UNITED STATES DISTRICT COURT NORTHERN DISTRICT OF CALIFORNIA
Jun 25, 2021
Case No. 20-cv-08907-HSG (N.D. Cal. Jun. 25, 2021)

Opinion

20-cv-08907-HSG

06-25-2021

G.N., Plaintiff, v. LIFE INSURANCE COMPANY OF NORTH AMERICA, et al., Defendants.


ORDER DENYING MOTION TO DISMISS

RE: DKT. NO. 28

HAYWOOD S. GILLIAM, JR. UNITED STATES DISTRICT JUDGE

Pending before the Court is Defendant Life Insurance of North America (“LINA”)'s motion to dismiss Plaintiff G.N.'s complaint, for which briefing is complete. Dkt. Nos. 28 (“Mot.”), 30 (“Opp.”), and 31 (“Reply”). For the following reasons, the Court DENIES Defendant's motion.
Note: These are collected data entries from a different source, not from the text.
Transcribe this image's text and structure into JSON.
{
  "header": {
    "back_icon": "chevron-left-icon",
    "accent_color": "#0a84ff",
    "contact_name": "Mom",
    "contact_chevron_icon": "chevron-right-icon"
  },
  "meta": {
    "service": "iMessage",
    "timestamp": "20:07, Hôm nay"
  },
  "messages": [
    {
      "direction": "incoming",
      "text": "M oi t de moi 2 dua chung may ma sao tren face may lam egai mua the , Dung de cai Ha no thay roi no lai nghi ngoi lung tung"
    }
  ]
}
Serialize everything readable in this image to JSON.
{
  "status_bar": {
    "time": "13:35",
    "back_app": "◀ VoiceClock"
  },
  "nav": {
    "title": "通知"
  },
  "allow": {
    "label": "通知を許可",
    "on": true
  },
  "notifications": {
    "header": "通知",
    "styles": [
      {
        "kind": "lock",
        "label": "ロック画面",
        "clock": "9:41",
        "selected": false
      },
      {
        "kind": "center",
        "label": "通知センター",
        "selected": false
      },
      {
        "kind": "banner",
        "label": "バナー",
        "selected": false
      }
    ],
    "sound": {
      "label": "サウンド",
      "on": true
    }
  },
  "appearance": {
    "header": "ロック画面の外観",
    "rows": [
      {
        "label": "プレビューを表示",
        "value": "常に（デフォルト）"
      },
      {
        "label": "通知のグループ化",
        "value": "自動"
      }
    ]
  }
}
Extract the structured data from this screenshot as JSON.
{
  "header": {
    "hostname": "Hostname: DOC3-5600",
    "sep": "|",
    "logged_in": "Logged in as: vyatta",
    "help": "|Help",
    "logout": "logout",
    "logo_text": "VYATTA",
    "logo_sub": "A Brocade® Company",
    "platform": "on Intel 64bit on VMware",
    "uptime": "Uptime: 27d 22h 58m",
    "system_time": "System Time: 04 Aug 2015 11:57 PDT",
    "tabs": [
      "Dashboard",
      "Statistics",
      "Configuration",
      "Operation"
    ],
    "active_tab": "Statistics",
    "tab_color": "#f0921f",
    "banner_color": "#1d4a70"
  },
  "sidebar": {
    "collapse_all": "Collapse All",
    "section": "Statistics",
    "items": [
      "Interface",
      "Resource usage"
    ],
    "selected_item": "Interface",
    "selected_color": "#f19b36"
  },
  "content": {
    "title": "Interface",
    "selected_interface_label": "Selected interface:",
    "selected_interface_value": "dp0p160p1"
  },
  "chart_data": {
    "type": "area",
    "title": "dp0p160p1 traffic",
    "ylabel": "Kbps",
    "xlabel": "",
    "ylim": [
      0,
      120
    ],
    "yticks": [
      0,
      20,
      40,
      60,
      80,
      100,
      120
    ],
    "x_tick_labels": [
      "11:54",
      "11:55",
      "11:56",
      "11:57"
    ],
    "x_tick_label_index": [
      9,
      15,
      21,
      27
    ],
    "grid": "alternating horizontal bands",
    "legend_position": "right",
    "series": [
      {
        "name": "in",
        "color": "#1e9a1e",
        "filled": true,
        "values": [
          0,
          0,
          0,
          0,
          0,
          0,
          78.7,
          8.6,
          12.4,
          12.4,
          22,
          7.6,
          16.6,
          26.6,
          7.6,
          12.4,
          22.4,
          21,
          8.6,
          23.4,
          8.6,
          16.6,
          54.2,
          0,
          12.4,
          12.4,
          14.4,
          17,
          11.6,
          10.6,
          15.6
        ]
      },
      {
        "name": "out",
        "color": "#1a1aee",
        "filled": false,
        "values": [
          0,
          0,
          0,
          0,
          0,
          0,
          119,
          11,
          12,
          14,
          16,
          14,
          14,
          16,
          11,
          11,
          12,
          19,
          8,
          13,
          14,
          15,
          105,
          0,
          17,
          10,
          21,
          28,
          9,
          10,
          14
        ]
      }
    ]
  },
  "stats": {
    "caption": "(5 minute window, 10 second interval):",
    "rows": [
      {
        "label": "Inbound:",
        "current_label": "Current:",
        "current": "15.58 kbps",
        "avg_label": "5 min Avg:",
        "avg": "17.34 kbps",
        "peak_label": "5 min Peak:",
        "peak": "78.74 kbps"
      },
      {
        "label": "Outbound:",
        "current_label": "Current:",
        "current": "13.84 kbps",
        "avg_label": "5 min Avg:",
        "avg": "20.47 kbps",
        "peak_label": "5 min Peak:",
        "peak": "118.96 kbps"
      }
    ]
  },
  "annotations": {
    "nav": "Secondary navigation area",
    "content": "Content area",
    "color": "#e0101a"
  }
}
The Court finds this matter appropriate for disposition without oral argument and the matter is deemed submitted. See Civil L.R. 7-1(b).

I. BACKGROUND

Plaintiff G.N. was a participant in the Southern California Permanente Medical Group (“SCPMG”) employee welfare benefit plan (“the Plan”) governed by the Employee Retirement Income Security Act of 1974 (“ERISA”), 29 U.S.C. §§ 1001 et seq. Dkt. No. 24 (“First Amended Complaint” or “FAC”) ¶¶ 1, 11. The Plan offered by SCPMG included both short-term disability (“STD”) benefits, also referred to as the Compensation Continuance Plan (“CCP”), and long-term disability (“LTD”) benefits. Id. at ¶ 7.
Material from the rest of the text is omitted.